Le linee strategiche nello sviluppo dei tool di AI per la musica

La facilità di utilizzo da parte del target finale (artisti, autori, compositori, producer, ecc.) rappresenta quindi una delle principali linee strategiche di sviluppo per questi applicativi, con l’obiettivo di creare strumenti di AI che assistano al processo creativo in maniera agile e piacevole per gli utenti finali, non più complicato. La facilità di utilizzo è la punta dell’iceberg di due altre linee strategiche fondamentali: l’utilizzo di modelli che restituiscano risultati distintivi e in grado di rispondere ad esigenze concrete dei creators, anche rendendosi compatibili con gli strumenti già utilizzati e infine, non per importanza, la difendibilità legale – i dati utilizzati per addestrare l’AI sono di qualità e sfruttati secondo il rispetto del copyright?
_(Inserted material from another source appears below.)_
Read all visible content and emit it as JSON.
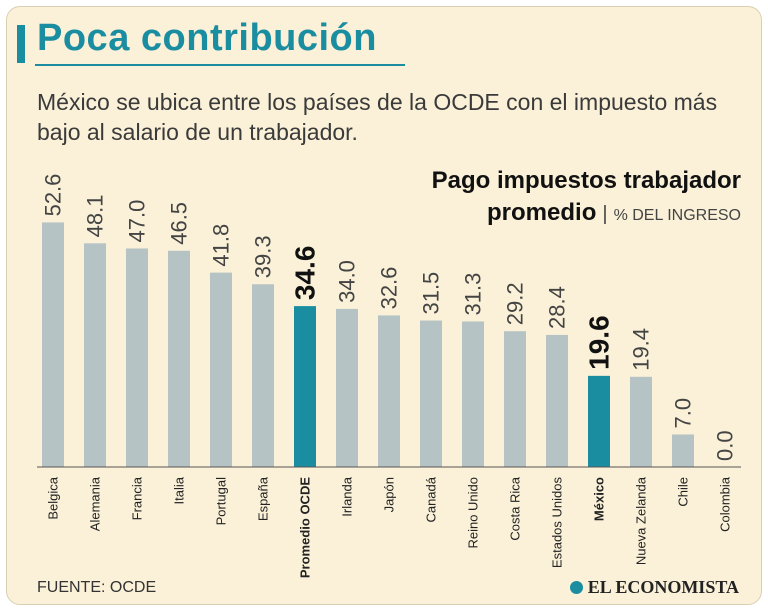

L’approccio “etico” di DAACI

Un esempio di strategia di sviluppo improntata sulle citate linee è quella messa in atto dalla startup DAACI, che si presenta come un nuovo ecosistema di tool basato su AI, studiato per la composizione, arrangiamento e produzione musicale. L’aspetto più interessante a mio avviso è l’approccio “etico” di DAACI, che basa la propria AI non su database di sample pre-registrati, o musical “royalty free”, bensì allena l’algoritmo in tempo reale, attraverso gli input dei compositori stessi che utilizzano DAACI.

Il mese scorso DAACI è stata tra i main sponsors dell’annuale Global Creator Summit, organizzato dall’ Ivors Academy (la principale associazione UK rappresentante autori e compositori) e supportata dalla PRS, la società di collecting inglese. Durante il summit si è discusso di minacce, opportunità e importanza di mettere al centro del dibattito sull’intelligenza artificiale nella musica, i creators. La discussione (sviluppata attorno alle parole chiavi: consenso, trasparenza, remunerazione e regolamentazione) è accuratamente raccontata in un articolo di Music Ally e ha raccolto intorno al tavolo diversi player de settore (dal compositore, al legislatore, alla startup tech, alle società di gestione dei diritti). 
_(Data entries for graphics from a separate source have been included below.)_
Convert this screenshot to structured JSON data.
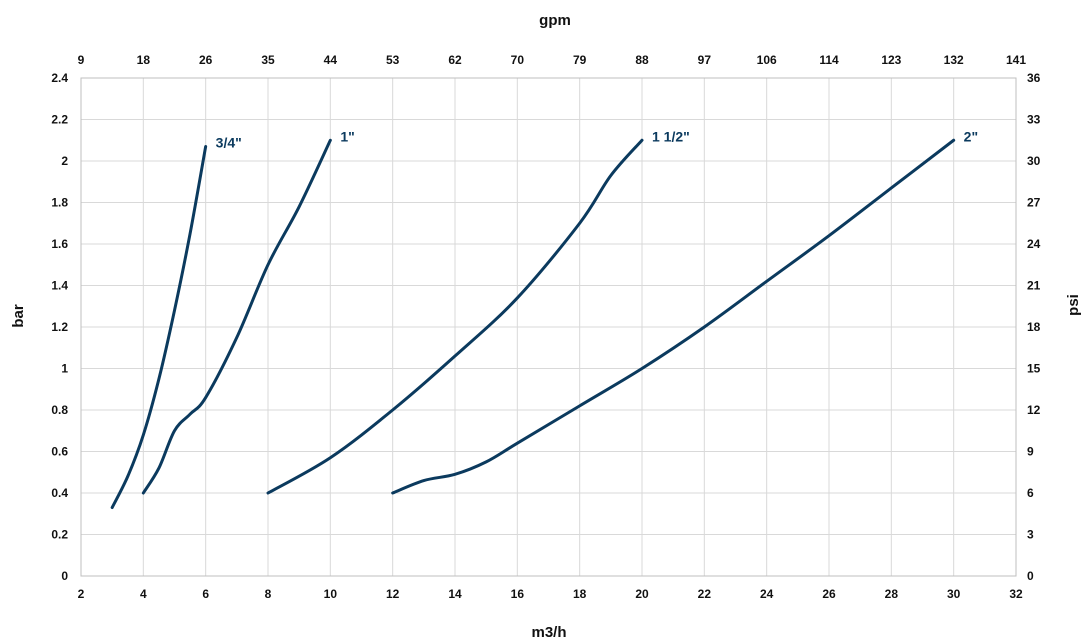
{
  "chart_data": {
    "type": "line",
    "xlabel": "m3/h",
    "ylabel": "bar",
    "x2label": "gpm",
    "y2label": "psi",
    "xlim": [
      2,
      32
    ],
    "ylim": [
      0,
      2.4
    ],
    "x_ticks": [
      "2",
      "4",
      "6",
      "8",
      "10",
      "12",
      "14",
      "16",
      "18",
      "20",
      "22",
      "24",
      "26",
      "28",
      "30",
      "32"
    ],
    "y_ticks": [
      "0",
      "0.2",
      "0.4",
      "0.6",
      "0.8",
      "1",
      "1.2",
      "1.4",
      "1.6",
      "1.8",
      "2",
      "2.2",
      "2.4"
    ],
    "x2_ticks": [
      "9",
      "18",
      "26",
      "35",
      "44",
      "53",
      "62",
      "70",
      "79",
      "88",
      "97",
      "106",
      "114",
      "123",
      "132",
      "141"
    ],
    "y2_ticks": [
      "0",
      "3",
      "6",
      "9",
      "12",
      "15",
      "18",
      "21",
      "24",
      "27",
      "30",
      "33",
      "36"
    ],
    "grid": "vertical",
    "line_color": "#0b3a5e",
    "series": [
      {
        "name": "3/4\"",
        "x": [
          3.0,
          3.5,
          4.0,
          4.5,
          5.0,
          5.5,
          6.0
        ],
        "y": [
          0.33,
          0.48,
          0.68,
          0.95,
          1.28,
          1.65,
          2.07
        ]
      },
      {
        "name": "1\"",
        "x": [
          4.0,
          4.5,
          5.0,
          5.5,
          6.0,
          7.0,
          8.0,
          9.0,
          10.0
        ],
        "y": [
          0.4,
          0.52,
          0.7,
          0.78,
          0.86,
          1.15,
          1.5,
          1.78,
          2.1
        ]
      },
      {
        "name": "1 1/2\"",
        "x": [
          8,
          10,
          12,
          14,
          16,
          18,
          19,
          20
        ],
        "y": [
          0.4,
          0.57,
          0.8,
          1.06,
          1.34,
          1.7,
          1.93,
          2.1
        ]
      },
      {
        "name": "2\"",
        "x": [
          12,
          13,
          14,
          15,
          16,
          18,
          20,
          22,
          24,
          26,
          28,
          30
        ],
        "y": [
          0.4,
          0.46,
          0.49,
          0.55,
          0.64,
          0.82,
          1.0,
          1.2,
          1.42,
          1.64,
          1.87,
          2.1
        ]
      }
    ]
  }
}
Il futuro dell’AI in ambito musicale: etica, copyright e cooperazione

In effetti, la strada della collaborazione è secondo molti l’unica per poter far sì che l’AI sia uno strumento a servizio dell’ecosistema musicale, invece che una minaccia: il confronto con startup e nuovi applicativi in ambito dell’AI generativa musicale è importante per definire paradigmi condivisi attraverso cui sviluppare nuove soluzioni che allarghino, non cannibalizzano, gli orizzonti della creatività, diversità e sostenibilità economica dei soggetti della filiera. Allo stesso modo, l’azione delle organizzazioni e aziende consolidate nel settore è fondamentale soprattutto su un piano di lobbying politico nei confronti del legislatore e nel rapporto con i giganti del tech: si veda il ruolo che le major stanno giocando nella battaglia per la difesa del copyright (per esempio con la risposta immediata al dilagare dei “deepfake”,  primo tra tutti quelli di Eminem e Drake, basati su sistemi di voice cloning tipo Voicify.ai), ma anche nel supporto a nuovi tool di musica generativa (per esempio con accordi di licenza dei cataloghi per l’addestramento dell’AI come nella recente partnership tra Universal e Endel), e nel dialogo con le grandi aziende tecnologica (es. Google/Universal).

Conclusioni

La conformazione del panorama di piattaforme e tool di intelligenza artificiale musicale è, come si è detto, in continua evoluzione e siamo in un momento certamente esaltante per seguirne attivamente, con curiosità e consapevolezza, gli sviluppi. La sopravvivenza, successo, dissoluzione, aggregazione, acquisizione (da parte di player più grandi) di queste nuove realtà che si stanno affacciando sul mercato sfruttando l’onda d’hype del momento dipenderà in primis dalla loro capacità di sfruttare al meglio modelli di AI per rispondere a necessità reali e concrete dei propri utenti target, proponendo applicativi intuitivi, inter-operabili e che facilitino i processi, non solo rispettando, ma valorizzando principi etici e di tutela della proprietà intellettuale.